Chez l'homme, la notion de CMH a rapidement évolué vers le système HLA (Human Leucocyte Antigen) car on s'est rendu compte bien vite que les leucocytes, cellules circulantes du système immunitaire sont impliqués dans les phénomènes de compatibilité tissulaire. Les leucocytes (et d'autres cellules mais le terrain est aussi très vaste) sont autant de petits policiers qui vont "contrôler les papiers" des cellules présentes de l'organisme. Les leucocytes possèdent à leur surface des récepteurs pour vérifier que celles-ci azppartiennent bien à l'individu (on peut reprendre à juste titre ici l'image de la clé avec la serrure). Si les leucocytes reconnaissent une cellule ou un tissu comme faisant partie du non-soi, celles-ci déclencheront une cascade de réactions et attaquent visant d'abord à neutraliser l'intrus puis à le détruire (par la mobilisation entre autre de cellules tueuses, les cellules NK ou Natural Killers).
Alors pourquoi pouvons-nous quand même échanger quelques morceaux avec certains de nos semblables ? La réponse est simple, le nombre de combinaisons possibles pour la construction du CMH est limité, et ^grâce à la constitution de banques tissulaires on s'est très vite aperçu que les individus pouvaient répartis en groupes puis-sous-groupes permettant d'affirmer avec confiance la probabilité de compatiilité tissulaire entre individus.

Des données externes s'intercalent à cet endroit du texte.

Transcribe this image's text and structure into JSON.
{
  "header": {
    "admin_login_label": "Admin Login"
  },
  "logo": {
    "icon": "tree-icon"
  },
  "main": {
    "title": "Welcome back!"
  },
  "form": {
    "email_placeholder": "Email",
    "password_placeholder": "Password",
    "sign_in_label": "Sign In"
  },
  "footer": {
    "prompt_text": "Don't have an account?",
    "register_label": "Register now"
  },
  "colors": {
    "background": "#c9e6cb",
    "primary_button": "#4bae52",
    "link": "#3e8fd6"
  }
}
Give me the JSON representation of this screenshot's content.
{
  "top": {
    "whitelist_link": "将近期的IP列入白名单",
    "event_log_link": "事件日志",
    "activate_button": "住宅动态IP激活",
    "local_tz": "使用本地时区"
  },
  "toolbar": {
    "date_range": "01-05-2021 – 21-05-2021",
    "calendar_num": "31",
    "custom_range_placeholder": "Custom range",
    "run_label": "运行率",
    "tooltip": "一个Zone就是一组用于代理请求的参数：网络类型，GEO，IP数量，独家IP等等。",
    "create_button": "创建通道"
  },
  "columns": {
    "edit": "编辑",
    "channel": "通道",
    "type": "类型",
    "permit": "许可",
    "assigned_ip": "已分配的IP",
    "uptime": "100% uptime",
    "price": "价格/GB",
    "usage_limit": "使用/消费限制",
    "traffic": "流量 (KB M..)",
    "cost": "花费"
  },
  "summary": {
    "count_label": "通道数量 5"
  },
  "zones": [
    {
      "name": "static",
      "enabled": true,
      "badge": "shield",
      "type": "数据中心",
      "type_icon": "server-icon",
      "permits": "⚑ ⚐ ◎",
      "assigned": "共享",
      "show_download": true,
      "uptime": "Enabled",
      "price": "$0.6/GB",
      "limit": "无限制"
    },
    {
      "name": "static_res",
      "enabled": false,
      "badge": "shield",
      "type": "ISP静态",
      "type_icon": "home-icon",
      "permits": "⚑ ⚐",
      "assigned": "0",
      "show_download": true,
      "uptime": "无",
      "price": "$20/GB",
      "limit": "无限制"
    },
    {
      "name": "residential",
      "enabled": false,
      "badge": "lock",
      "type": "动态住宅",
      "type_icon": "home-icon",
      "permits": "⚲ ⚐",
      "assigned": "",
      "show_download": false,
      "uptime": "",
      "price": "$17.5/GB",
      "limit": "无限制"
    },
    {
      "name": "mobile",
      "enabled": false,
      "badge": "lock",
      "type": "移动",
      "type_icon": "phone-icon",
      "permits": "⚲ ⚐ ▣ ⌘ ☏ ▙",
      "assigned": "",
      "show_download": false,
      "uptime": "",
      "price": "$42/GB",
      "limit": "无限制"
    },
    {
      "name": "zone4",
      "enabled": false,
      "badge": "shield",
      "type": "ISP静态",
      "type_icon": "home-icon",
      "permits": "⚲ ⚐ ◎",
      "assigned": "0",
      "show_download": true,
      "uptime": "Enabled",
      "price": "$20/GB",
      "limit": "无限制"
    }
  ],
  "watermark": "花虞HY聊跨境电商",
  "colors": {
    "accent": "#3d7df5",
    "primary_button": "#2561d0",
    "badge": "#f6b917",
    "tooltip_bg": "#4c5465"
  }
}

Lgda, tu n'étais pas loin de la vérité quand tu pensais que les groupes pouvaient être ainsi répertoriés : HLA-1, HLA-2... En fait utilise d'abord une lettre de l'alphabet puis chaque sous-goupe est ensuite déterminé par un nombre. Par exemple, dans mon domaine, celui du SIDA, on sait désormais que le fait d'appartenir aux sous-groupes HLA-B27 et B57 est un bon pronostic d'évolution de l'infection à HIV. Autant dire que le nombre de familles et sous-familles HLA est incroyable (j'ignore moi-même précisément le nombre). Autant dire que la probabilité de trouver un individu compatible avec soi est quand même très basse ! Et bien sur, c'est au sein de sa propre famille que cette probabilité est la plus importante.
Dans certains cas, afin d'augmenter les chances des patients en attente de greffe, on proposera de procéder à la greffe d'organes d'un donneur appartenant à un groupe ou sous-groupe HLA voisin partagant de très nombreuses caractéristiques et afin de pallier à cette approximation, on prescrira au receveur des molécules atténuant la réactivité du système immunitaire afin d'éviter les réactions de rejet, ces molécules sont le plus souvent des corticoïdes à forte dose et la cyclosporine dont les effets indésirables sont hélas assez importants.
A l'heure actuelle en France, le taux de survie sans rejet à 5 ans à la suite d'une greffe d'organes en France est de 85 %.